REMEMBER those photos of the then US president, George W Bush, that floated around the virtual world a few years back?
The ones showing Dubya in a variety of weird facial poses, each accompanied by a pic of a chimpanzee pulling the same face. A little unkind, perhaps (to the chimps), but still uncomfortably funny.
I was reminded of them this week by a pic of our own political primate-in-chief apparently whooping like a gibbon.
David Cameron may have been forced a while back to sack his own personal photographer, but he obviously worked out with the press corps just where to pose to get himself pictured alongside the title of his “passion”.
Trouble is, he didn’t have the same control over his own facial expression.

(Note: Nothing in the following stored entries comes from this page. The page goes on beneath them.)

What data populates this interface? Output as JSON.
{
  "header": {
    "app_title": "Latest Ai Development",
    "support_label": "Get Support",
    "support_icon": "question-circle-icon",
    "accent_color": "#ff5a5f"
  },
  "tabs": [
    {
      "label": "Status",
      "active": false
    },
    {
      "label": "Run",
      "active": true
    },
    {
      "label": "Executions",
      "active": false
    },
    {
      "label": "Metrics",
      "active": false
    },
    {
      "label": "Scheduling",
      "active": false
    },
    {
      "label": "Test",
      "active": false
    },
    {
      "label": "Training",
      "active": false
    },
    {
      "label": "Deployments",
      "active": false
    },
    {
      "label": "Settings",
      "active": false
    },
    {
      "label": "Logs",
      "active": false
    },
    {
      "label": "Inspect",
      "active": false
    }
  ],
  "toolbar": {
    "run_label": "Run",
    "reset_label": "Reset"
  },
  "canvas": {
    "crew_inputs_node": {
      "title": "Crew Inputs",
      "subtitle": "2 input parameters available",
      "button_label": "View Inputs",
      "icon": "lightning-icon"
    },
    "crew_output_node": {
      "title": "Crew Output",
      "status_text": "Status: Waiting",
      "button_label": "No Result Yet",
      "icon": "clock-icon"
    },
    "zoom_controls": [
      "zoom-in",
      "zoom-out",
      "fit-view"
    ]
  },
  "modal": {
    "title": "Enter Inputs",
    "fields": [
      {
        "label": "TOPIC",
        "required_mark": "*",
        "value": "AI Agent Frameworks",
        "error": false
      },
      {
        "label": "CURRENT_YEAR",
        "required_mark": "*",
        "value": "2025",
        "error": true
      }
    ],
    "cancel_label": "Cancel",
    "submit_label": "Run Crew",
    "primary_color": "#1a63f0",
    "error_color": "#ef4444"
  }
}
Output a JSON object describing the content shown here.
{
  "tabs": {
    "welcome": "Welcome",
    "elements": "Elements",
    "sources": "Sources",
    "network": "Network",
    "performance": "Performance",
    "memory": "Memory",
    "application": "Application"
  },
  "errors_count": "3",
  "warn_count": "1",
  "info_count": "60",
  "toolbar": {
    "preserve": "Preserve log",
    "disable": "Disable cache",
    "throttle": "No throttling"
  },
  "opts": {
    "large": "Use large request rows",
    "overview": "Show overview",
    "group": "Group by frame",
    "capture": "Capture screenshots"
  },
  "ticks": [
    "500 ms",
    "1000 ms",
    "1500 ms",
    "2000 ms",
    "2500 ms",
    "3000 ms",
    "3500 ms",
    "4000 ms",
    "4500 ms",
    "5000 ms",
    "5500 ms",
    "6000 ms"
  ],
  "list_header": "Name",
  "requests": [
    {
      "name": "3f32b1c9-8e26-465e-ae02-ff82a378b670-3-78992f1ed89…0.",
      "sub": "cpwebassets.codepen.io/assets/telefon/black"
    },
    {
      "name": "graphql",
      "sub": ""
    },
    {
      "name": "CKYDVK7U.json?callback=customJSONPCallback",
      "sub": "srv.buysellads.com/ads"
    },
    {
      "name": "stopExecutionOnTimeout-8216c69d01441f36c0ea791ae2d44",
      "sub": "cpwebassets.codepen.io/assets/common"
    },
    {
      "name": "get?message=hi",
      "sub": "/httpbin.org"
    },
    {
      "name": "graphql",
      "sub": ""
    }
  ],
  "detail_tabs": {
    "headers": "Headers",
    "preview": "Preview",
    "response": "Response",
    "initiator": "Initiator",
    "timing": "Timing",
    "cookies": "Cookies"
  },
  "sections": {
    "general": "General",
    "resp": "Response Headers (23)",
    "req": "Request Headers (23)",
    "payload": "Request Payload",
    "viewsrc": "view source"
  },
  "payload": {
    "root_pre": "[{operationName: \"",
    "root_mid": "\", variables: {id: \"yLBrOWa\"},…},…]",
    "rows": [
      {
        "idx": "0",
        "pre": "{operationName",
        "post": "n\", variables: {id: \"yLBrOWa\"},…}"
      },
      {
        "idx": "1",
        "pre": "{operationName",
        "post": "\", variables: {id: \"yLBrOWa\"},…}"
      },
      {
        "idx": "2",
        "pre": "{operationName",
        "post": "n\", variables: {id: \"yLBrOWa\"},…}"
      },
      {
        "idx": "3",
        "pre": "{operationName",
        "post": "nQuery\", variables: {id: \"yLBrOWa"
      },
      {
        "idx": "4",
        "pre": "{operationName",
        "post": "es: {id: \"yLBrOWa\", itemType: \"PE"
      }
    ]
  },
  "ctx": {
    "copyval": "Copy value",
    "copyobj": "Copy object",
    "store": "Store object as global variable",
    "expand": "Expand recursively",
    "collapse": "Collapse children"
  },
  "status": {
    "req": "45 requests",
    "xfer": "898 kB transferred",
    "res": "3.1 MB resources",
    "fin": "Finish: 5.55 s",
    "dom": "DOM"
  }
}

And the bigger trouble is in the title he, or some back-room policy wonk, came up with for that passion.
Just look at the logo – if that’s what it is – behind Dave in the picture. It’s a mess. A riot of conflicting fonts and colours with no coherent pattern or discernible sense.
Which makes it a most appropriate badge for something even Cameron admits “some people” find a bit vague.
Not just some people, Dave – nobody seems to know what Big Society means. Including the designer(s) – if any – of that nameplate, in which every letter is pulling in a different ill-conceived direction.
It looks like something from one of those books given to pre-school children to frighten them off reading.
Suggesting either (a) the government is childish; or (b) that it thinks the British public should be treated like children.
Which, come to think of it, is rather how the Tory party has always thought the public should be treated.
Whether those children should be sent up chimneys and down mines is a matter of how far you want to push those Victorian values Maggie Thatcher was so fond of.
And there is something curiously Victorian in the whole idea of Big Society, so far as I can make out what that idea is.
The idea of armies of eager volunteers setting out to improve the world, without benefit of pay or expertise.
Lots of middle-class do-gooders, and a tiny handful of wealthy philanthropists, seeking to improve the lot of the milling, ground-down poor.
While the mill-owning, bank-owning fat cats – the true Tories – go on getting richer in their mansions.
There is – let it be said, in case the term sounds derogatory – nothing wrong with being a do-gooder. The alternatives are, after all, do-badder or do-nothinger. Which wouldn’t do at all.
But there is, and always has been, a tendency for society to lean heavily on the few prepared to put themselves out to help others. And my fear is that Big Society is there not just to lean on them, but to crush them.
As defined by bigsociety.co.uk, the Big Society Network is “a small team of citizens, social entrepreneurs, community activists and professionals working to set up the basic structure”.
Lots of do-good intention there, then. But a small team, not a big society.
A team whose essential purpose – however much its individual members may dispute this – is to undermine the services which the state, up to now, has provided.
To replace the nanny state with nanny in-a-state.
“What this is all about,” explained Cameron this week, “is giving people more power and control to improve their lives and their communities.”
More power and control?
By taking services, such as libraries, out of local democracy and hoping a few volunteers pick up the pieces?
By expecting school governors to do for free what trained local authority officers used to be paid for?
By re-branding “volunteering” as “Big Society” while at the same time slashing funding to the voluntary sector?
By, for example, removing support for the Citizens Advice Bureau, just at the time when more citizens than ever are in need of advice?
The best thing to be said for Cameron’s big idea is that it won’t kill as many people, or so de-stabilise the world, as the thing that defined Tony Blair’s premiership.
Invade Iraq or tangle Britain up in a web of woolly thinking? In world terms, one is clearly less damaging than the other. Though it could spell big trouble in little Britain.
The question is: Is Cameron’s thinking really that woolly – or is the wool meant to be pulled over all our eyes?
Is Big Society a half-decent idea badly worked out, or a cynical cover for the Tories’ ideologically-led programme of savage cuts in public expenditure?
I suspect there isn’t one simple answer to that. If there were, it would tell us whether Cameron himself is well-meaning but muddled, or devious and scheming.
And I suspect there isn’t one simple answer to that, either.